Sometimes, as when using a mold, polymer clay tends to stick where it shouldn't. Remembering to use a release agent makes life much easier
The following list includes just some of the release agents polymer clay artists and hobbyists have used:
- Water-- This is the cheapest alternative and a favorite, because it won't build up in crevices like other agents do. Water works especially well for detailed molds. Water is a good release for Premo and Sculpey, but isn't generally recommended for Fimo and Cernit, which absorb moisture.
- Powders-- There are several powders from which to choose:
- Cornstarch is a popular choice. It usually washes right off with cool water, though you may want to let the piece cool before rinsing it.

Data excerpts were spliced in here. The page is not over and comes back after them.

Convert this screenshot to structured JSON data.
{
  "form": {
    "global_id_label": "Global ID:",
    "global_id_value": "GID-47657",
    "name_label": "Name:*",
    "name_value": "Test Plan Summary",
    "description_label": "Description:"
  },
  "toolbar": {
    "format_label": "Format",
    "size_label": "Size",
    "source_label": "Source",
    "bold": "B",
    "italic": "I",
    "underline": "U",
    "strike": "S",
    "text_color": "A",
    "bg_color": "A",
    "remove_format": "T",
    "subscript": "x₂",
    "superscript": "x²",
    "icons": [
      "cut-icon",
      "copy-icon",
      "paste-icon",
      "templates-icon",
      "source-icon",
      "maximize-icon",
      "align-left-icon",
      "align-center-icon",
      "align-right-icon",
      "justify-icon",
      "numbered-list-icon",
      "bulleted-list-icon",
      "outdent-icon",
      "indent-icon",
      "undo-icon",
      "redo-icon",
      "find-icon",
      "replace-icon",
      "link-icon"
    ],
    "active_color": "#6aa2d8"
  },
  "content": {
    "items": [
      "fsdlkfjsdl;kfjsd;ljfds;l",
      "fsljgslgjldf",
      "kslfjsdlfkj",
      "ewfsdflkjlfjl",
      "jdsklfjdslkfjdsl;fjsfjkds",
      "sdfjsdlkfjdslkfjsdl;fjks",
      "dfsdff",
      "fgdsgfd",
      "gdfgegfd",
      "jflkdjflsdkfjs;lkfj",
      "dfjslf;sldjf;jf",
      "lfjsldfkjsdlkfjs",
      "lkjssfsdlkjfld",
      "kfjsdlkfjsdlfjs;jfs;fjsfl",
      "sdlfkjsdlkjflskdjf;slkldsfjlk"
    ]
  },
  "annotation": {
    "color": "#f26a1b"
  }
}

- Baby powder is another alternative. However, some people think that this leaves a residue, even after washing. Residue, if there is any, can be sanded or buffed away.

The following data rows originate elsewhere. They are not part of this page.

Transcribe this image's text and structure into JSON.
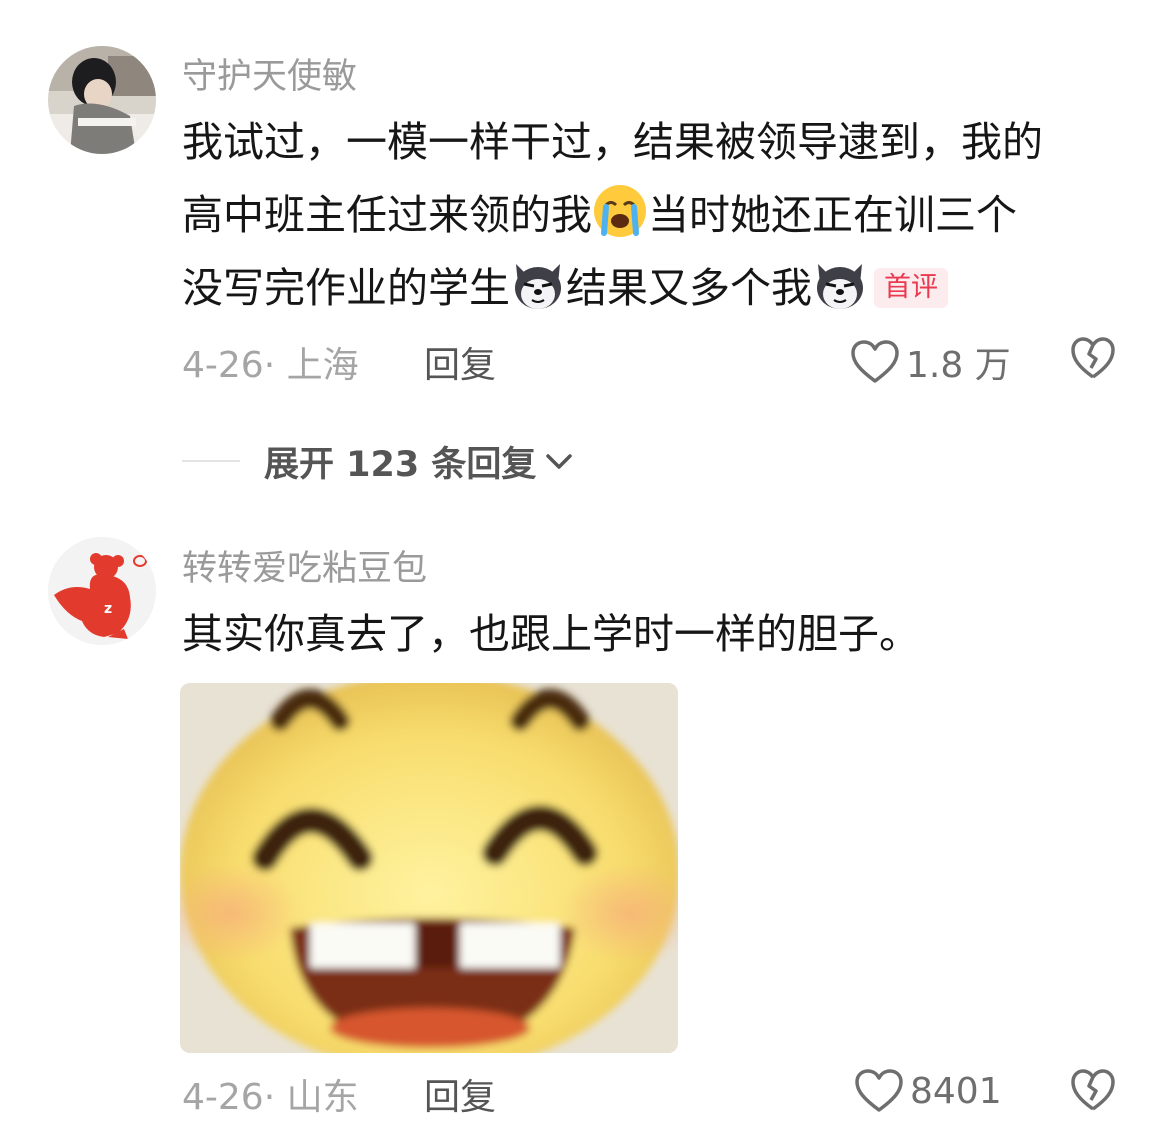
{
  "comments": [
    {
      "username": "守护天使敏",
      "lines": [
        {
          "t1": "我试过，一模一样干过，结果被领导逮到，我的"
        },
        {
          "t1": "高中班主任过来领的我",
          "t2": "当时她还正在训三个"
        },
        {
          "t1": "没写完作业的学生",
          "t2": "结果又多个我"
        }
      ],
      "emojis": [
        "crying-emoji",
        "husky-emoji",
        "husky-emoji"
      ],
      "badge": "首评",
      "date_location": "4-26· 上海",
      "reply_label": "回复",
      "like_count": "1.8 万",
      "accent": "#ea3a50"
    },
    {
      "username": "转转爱吃粘豆包",
      "text": "其实你真去了，也跟上学时一样的胆子。",
      "image": "laughing-emoji-sticker",
      "date_location": "4-26· 山东",
      "reply_label": "回复",
      "like_count": "8401"
    }
  ],
  "expand_replies": {
    "label": "展开 123 条回复",
    "icon": "chevron-down-icon"
  }
}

- Baking soda may help control odors during curing.
- Mica powders, metal pulvers, embossing powders, and powdered chalk can be used, too, though they generally cost more than the other alternatives.
- Potato starch, rice flour, and arrowroot powder and other powdered food products may serve as release agents, as well.

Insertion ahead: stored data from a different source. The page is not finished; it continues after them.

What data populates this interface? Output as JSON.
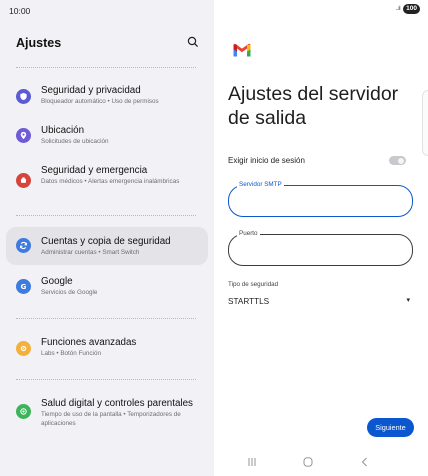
{
  "status": {
    "time": "10:00",
    "signal": "..ıl",
    "battery": "100"
  },
  "settings": {
    "title": "Ajustes",
    "groups": [
      [
        {
          "title": "Seguridad y privacidad",
          "subtitle": "Bloqueador automático • Uso de permisos",
          "icon": "shield-icon",
          "color": "#5b5bd6"
        },
        {
          "title": "Ubicación",
          "subtitle": "Solicitudes de ubicación",
          "icon": "location-pin-icon",
          "color": "#6f5ad8"
        },
        {
          "title": "Seguridad y emergencia",
          "subtitle": "Datos médicos • Alertas emergencia inalámbricas",
          "icon": "emergency-icon",
          "color": "#d6453b"
        }
      ],
      [
        {
          "title": "Cuentas y copia de seguridad",
          "subtitle": "Administrar cuentas • Smart Switch",
          "icon": "sync-icon",
          "color": "#3d7be0"
        },
        {
          "title": "Google",
          "subtitle": "Servicios de Google",
          "icon": "google-icon",
          "color": "#3d7be0"
        }
      ],
      [
        {
          "title": "Funciones avanzadas",
          "subtitle": "Labs • Botón Función",
          "icon": "advanced-features-icon",
          "color": "#f3b13c"
        }
      ],
      [
        {
          "title": "Salud digital y controles parentales",
          "subtitle": "Tiempo de uso de la pantalla • Temporizadores de aplicaciones",
          "icon": "digital-wellbeing-icon",
          "color": "#3cb55a"
        }
      ]
    ]
  },
  "gmail": {
    "heading": "Ajustes del servidor de salida",
    "require_signin_label": "Exigir inicio de sesión",
    "require_signin_on": false,
    "smtp_label": "Servidor SMTP",
    "smtp_value": "",
    "port_label": "Puerto",
    "port_value": "",
    "security_label": "Tipo de seguridad",
    "security_value": "STARTTLS",
    "next_label": "Siguiente"
  },
  "colors": {
    "accent": "#0b57d0",
    "settings_bg": "#f2f2f6",
    "active_item_bg": "#e3e3e8"
  }
}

- Glycerin-- This can be useful for casting detailed items. Another benefit of using glycerin is that it doesn't affect surface treatments on the clay (like paint or Pearl-Ex).
- Armor-all-- This product is silicone-based. Nothing will stick to it. While this makes it a good mold release, it can complicate things if you want to add surface treatments (including Future or Varathane) to the clay, afterwards.
- Petroleum-based release agents-- Vaseline or mineral oil are sometimes used when making vessels over a form (like an upside-down pot or bowl). Don't use these products with latex molds, however, because they will react with the mold and destroy it.